D’improvviso gli parve di vedere un’ombra muoversi. Focalizzò meglio: nel campo c’era una mucca. Tolse la pentola dal fuoco, e aprì la porta posteriore della casa. In effetti, in mezzo al campo stava Nerina, che brucava pacificamente a una ventina di metri dalla stalla. La porta della stalla era stata forzata, la mucca doveva averla spinta con particolare energia, e i battenti avevano ceduto. Avrebbe riparato al danno il giorno dopo.
Scese nel campo e, mentre tirava la cavezza di Nerina per forzarla a ritornare nella stalla, si avvide al chiarore della luna che anche la vitella era uscita. Si era anzi allontanata parecchio, e si era avvicinata alla riva del fiume, superando i fatidici paletti bianchi. Bepi bestemmiò. Entrò nella stalla, legò Nerina a una delle travi portanti, e ne uscì con una fune per poter recuperare la vitella.
Arrivato all’altezza di un paletto bianco si fermò e osservò la situazione. La vitella si era spinta sino alla riva al fiume e brucava l’erba che cresceva sul bordo, che in quel punto era particolarmente cedevole. La situazione era seria, il bordo poteva franare e la vitella sarebbe potuta finire nel fiume. Doveva intervenire, e riportare indietro l’animale.
Mosse risolutamente in avanti, a passo spedito. Avrebbe fatto in fretta, nessuno si sarebbe accorto di nulla. Invece.
Stoj!” urlò una voce dal boschetto al di là del fiume.
Bepi si fermò immediatamente, cercando di individuare i soldati tra gli alberi. Inutilmente.
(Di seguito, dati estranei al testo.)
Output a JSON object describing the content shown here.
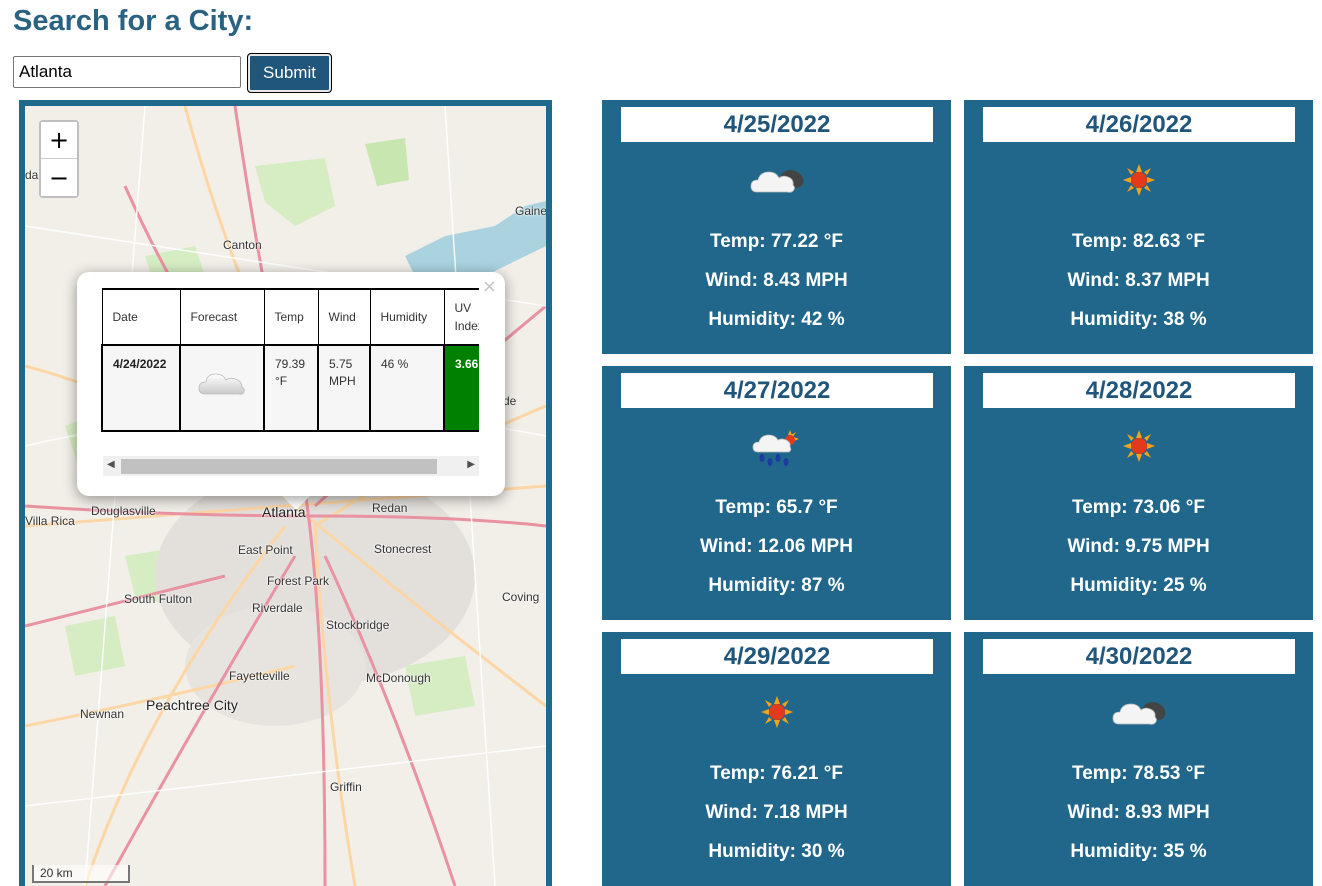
{
  "search": {
    "heading": "Search for a City:",
    "value": "Atlanta",
    "submit_label": "Submit"
  },
  "map": {
    "zoom_in": "+",
    "zoom_out": "−",
    "scale": "20 km",
    "labels": [
      "Canton",
      "Gaine",
      "Douglasville",
      "Villa Rica",
      "Atlanta",
      "Redan",
      "East Point",
      "Stonecrest",
      "Forest Park",
      "South Fulton",
      "Riverdale",
      "Coving",
      "Stockbridge",
      "Fayetteville",
      "McDonough",
      "Newnan",
      "Peachtree City",
      "Griffin",
      "dai",
      "de"
    ],
    "colors": {
      "land": "#f2efe9",
      "highway": "#e892a2",
      "primary": "#fcd6a4",
      "water": "#aad3df",
      "park": "#c8e6b0",
      "urban": "#dddddd"
    }
  },
  "popup": {
    "close": "×",
    "headers": [
      "Date",
      "Forecast",
      "Temp",
      "Wind",
      "Humidity",
      "UV Index"
    ],
    "row": {
      "date": "4/24/2022",
      "forecast_icon": "cloud-icon",
      "temp": "79.39 °F",
      "wind": "5.75 MPH",
      "humidity": "46 %",
      "uv": "3.66"
    },
    "uv_color": "#008000"
  },
  "forecast": [
    {
      "date": "4/25/2022",
      "icon": "partly-cloudy-night-icon",
      "temp": "Temp: 77.22 °F",
      "wind": "Wind: 8.43 MPH",
      "humidity": "Humidity: 42 %"
    },
    {
      "date": "4/26/2022",
      "icon": "sun-icon",
      "temp": "Temp: 82.63 °F",
      "wind": "Wind: 8.37 MPH",
      "humidity": "Humidity: 38 %"
    },
    {
      "date": "4/27/2022",
      "icon": "rain-sun-icon",
      "temp": "Temp: 65.7 °F",
      "wind": "Wind: 12.06 MPH",
      "humidity": "Humidity: 87 %"
    },
    {
      "date": "4/28/2022",
      "icon": "sun-icon",
      "temp": "Temp: 73.06 °F",
      "wind": "Wind: 9.75 MPH",
      "humidity": "Humidity: 25 %"
    },
    {
      "date": "4/29/2022",
      "icon": "sun-icon",
      "temp": "Temp: 76.21 °F",
      "wind": "Wind: 7.18 MPH",
      "humidity": "Humidity: 30 %"
    },
    {
      "date": "4/30/2022",
      "icon": "partly-cloudy-night-icon",
      "temp": "Temp: 78.53 °F",
      "wind": "Wind: 8.93 MPH",
      "humidity": "Humidity: 35 %"
    }
  ],
  "colors": {
    "accent": "#20678b",
    "heading": "#2a6282",
    "button": "#20557c"
  }
}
“Vado solo a prendere la mucca” gridò in sloveno, riprendendo a camminare in avanti. La vitella infatti si era ulteriormente avvicinata alla riva del fiume, ora era veramente in pericolo.
Dal boschetto urlarono qualcosa che Bepi non capì.
“La mucca è in pericolo” gridò lui. “La prendo …”
La frase rimase così, interrotta a metà da un colpo secco. Bepi cadde all’indietro, senza un lamento. Rimase steso in mezzo all’erba medica, il volto illuminato dalla luce di quella luna quasi piena.

I paletti bianchi rilucevano, quasi fluorescenti, simbolo tangibile di quella ennesima tragedia della stupidità umana.

Con l’accordo di Udine del 3 febbraio 1949 furono create tessere di frontiera che permettevano ai proprietari e conduttori di poderi agricoli di attraversare un numero illimitato di volte la linea di demarcazione tra Italia e Jugoslavia. Dal 20 dicembre 2007 la Slovenia si è unita alla zona Schengen, e ora per attraversare quella linea di demarcazione non è più necessario esibire alcun documento.